I enjoy drawing chemical structures of complex natural products and imagining how their polar functional groups, such as –OH and –NH2, interact with biopolymers. I usually first draw a carbon framework of the molecule on paper and then add the required groups. Of course, this order of 'functionalizations' has almost nothing to do with any synthetic scheme I might use for that molecule. Tedious multi-step manipulations are often needed just to introduce one oxygen or nitrogen. Making a molecule will never be as easy as drawing one.

Many research groups are trying to make it easier by devising one-step introductions of complete polar groups into carbon frameworks. One of the latest examples comes from Mark Chen and Christina White (Science, 318, 783–787; 2007). They used a new iron catalyst and hydrogen peroxide to convert specific hydrogens to hydroxyl groups on the carbon skeletons of a variety of molecules.

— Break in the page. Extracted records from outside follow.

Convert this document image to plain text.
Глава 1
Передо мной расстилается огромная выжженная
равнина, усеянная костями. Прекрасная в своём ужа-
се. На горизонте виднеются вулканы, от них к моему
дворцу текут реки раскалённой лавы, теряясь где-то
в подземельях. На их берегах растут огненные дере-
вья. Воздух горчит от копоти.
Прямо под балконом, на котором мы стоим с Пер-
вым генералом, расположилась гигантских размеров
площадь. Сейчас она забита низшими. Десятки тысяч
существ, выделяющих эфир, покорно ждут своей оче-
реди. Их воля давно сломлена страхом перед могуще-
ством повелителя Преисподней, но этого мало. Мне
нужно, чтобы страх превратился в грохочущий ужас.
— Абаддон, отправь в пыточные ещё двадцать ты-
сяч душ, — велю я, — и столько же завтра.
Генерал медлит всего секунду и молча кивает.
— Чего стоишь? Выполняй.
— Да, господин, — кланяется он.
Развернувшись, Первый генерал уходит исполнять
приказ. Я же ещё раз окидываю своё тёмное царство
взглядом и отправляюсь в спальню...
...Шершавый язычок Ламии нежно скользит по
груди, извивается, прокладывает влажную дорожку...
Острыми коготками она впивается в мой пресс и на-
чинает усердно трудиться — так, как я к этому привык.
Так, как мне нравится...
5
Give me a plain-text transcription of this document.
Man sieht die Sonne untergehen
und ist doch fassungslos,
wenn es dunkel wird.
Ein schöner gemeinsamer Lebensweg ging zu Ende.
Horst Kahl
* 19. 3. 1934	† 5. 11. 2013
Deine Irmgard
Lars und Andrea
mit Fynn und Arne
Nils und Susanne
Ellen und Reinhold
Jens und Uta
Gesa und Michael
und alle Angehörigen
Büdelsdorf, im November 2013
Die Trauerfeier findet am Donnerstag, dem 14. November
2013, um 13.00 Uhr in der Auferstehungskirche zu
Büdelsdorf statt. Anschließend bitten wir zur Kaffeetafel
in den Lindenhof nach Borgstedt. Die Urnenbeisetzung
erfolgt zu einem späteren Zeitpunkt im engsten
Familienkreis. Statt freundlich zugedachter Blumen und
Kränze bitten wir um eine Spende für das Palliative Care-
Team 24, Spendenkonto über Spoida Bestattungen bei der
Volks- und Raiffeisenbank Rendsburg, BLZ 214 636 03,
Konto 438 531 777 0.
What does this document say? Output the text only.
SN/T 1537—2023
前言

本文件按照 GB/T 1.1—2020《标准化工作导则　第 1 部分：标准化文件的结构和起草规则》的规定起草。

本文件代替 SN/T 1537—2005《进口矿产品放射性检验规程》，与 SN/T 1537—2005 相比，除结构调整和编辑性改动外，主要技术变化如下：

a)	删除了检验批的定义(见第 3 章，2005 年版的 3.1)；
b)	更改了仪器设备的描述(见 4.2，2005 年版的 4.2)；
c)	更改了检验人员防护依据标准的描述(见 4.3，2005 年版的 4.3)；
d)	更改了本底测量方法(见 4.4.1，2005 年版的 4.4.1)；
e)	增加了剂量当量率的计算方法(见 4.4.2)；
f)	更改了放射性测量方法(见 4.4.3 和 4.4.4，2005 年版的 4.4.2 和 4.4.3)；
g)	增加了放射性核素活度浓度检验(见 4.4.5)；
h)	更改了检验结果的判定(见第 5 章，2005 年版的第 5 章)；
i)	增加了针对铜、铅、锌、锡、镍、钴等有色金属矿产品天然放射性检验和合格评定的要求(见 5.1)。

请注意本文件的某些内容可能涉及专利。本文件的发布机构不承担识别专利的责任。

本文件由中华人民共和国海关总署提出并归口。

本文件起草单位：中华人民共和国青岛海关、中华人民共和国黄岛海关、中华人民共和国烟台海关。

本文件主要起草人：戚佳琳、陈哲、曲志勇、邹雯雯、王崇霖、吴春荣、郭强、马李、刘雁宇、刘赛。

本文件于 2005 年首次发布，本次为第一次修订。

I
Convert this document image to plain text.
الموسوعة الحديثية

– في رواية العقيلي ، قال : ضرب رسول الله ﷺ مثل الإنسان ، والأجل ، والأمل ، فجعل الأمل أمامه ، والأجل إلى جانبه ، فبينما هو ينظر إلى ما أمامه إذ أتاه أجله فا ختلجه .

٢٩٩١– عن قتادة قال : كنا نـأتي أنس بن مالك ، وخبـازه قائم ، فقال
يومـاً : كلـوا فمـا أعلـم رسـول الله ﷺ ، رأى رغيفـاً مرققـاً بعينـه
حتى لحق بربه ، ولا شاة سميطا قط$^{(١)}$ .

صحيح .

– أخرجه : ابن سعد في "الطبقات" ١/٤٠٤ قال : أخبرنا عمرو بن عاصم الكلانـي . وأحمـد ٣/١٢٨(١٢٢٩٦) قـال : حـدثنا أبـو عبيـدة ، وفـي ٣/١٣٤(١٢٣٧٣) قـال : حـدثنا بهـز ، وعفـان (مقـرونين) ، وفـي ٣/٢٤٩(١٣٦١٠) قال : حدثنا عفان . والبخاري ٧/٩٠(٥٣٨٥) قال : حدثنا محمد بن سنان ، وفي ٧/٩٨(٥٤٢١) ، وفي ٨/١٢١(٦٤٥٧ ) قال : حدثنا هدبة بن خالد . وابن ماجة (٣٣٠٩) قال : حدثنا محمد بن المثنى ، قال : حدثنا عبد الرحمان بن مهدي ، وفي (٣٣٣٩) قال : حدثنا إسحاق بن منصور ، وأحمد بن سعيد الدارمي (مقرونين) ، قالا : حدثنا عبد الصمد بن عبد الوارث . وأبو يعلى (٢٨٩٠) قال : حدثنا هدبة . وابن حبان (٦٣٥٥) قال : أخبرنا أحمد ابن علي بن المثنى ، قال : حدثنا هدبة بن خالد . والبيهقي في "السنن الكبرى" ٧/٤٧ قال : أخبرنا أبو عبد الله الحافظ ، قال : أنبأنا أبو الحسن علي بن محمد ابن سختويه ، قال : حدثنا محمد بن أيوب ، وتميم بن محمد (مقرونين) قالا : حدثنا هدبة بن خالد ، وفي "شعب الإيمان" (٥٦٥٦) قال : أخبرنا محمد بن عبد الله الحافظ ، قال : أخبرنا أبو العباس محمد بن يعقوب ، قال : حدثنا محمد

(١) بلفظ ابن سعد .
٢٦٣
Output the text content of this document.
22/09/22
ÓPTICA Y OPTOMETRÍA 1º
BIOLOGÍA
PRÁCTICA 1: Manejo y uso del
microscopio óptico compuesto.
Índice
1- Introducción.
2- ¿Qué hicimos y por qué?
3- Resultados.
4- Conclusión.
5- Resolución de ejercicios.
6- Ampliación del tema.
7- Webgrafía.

The catalyst seems to be able to differentiate a site of functionalization from other potentially oxidizable C–H bonds by the balance of two factors: electron-richness and steric accessibility of the bond. Chen and White were able to oxidize the antimalarial natural product (+)-artemisinin at just one predicted position to produce (+)-10-(beta)hydroxyartemisinin. Their work represents a definite advance in the direct functionalization of carbon skeletons.

Every chemist dreams about placing functional groups anywhere they want as easily as drawing them on paper. The direct C–H oxidation reaction should allow us to perform such manipulations and holds great promise for simplifying the synthesis of complex molecules.